0

I'm running a python selenium script in a lambda function on AWS.

I'm scraping this page: Link

The scraper itself is working fine. But the pagination to the next page stopped working. It worked before for many months.

I exported a screenshot via:

png = driver.get_screenshot_as_base64()

It shows this page instead of the second page: enter image description here

I run this code (simplified version):

while url:
        driver.get(url)
        png = driver.get_screenshot_as_base64()
        print(png)
        button_next = driver.find_elements_by_class_name("PaginationArrowLink-sc-imp866-0")
        print("button_next_url: " + str(button_next[-1].get_attribute("href")))
        try:
            url = button_next[-1].get_attribute("href")
        except:
            url=""
            print('Error in URL')

The interesting thing is the printed URL is totally fine and when I open it manually in the browser it loads page 2:

https://www.stepstone.de/5/ergebnisliste.html?what=Berufskraftfahrer&searchorigin=Resultlist_top-search&suid=1faad076-5348-48d8-9834-4e0d9a836e34&of=25&action=paging_next

But "driver.get(url)" leads to the error page on the screenshot.

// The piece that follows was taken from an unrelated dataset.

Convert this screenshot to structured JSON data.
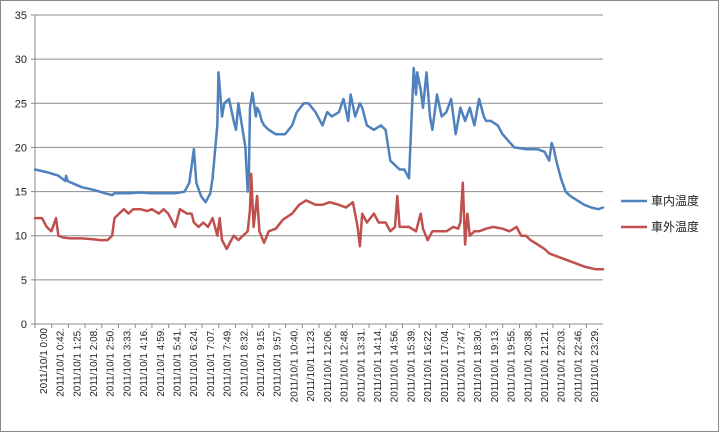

Is this some sort of scrape protection from the website? Or is there another reason it sopped working from one day to the other?

Max
  • 33
  • 5
  • maybe you should write information to log file - which line was executed, what you have in variables, what error you get in except. maybe you create wrong url and it can't find it. OR maybe portal changes HTML and now it use different code and different urls and you have to change your code. Without information in log file there is no clue what can make problem - and we have no idea what is wrong. Simply: you have to debug code. – furas Jun 18 '22 at 15:25
  • maybe you should `.click()` button instead of using `get(url)` – furas Jun 18 '22 at 15:27
  • maybe it would be simpler to search by xpath like `driver.find_element_by_xpath('//a[@title="Nächste"]')` - with word `element` without `s` at the end - to get one result. OR `//a[@data-at="pagination-next"]` – furas Jun 18 '22 at 15:31
  • @furas xpath lead me to this error: https://stackoverflow.com/questions/72657844/python-selenium-nosuchelementexception-although-the-value-was-found – Max Jun 18 '22 at 15:58
  • I see you already got answer for this error. Sometimes python code runs faster then JavaScript in browser and it may need to wait until JavaScript adds element to page. – furas Jun 18 '22 at 16:25

1 Answers1

1

The solution was to cut the last part of the URL.

from:

https://www.stepstone.de/5/ergebnisliste.html?what=berufskraftfahrer&searchorigin=Resultlist_top-search&of=25&action=paging_next

to:

https://www.stepstone.de/5/ergebnisliste.html?what=berufskraftfahrer&searchorigin=Resultlist_top-search&of=25

I still don't understand why Selenium was not able to load it, but manually it works. But now it is running again.

Max
  • 33
  • 5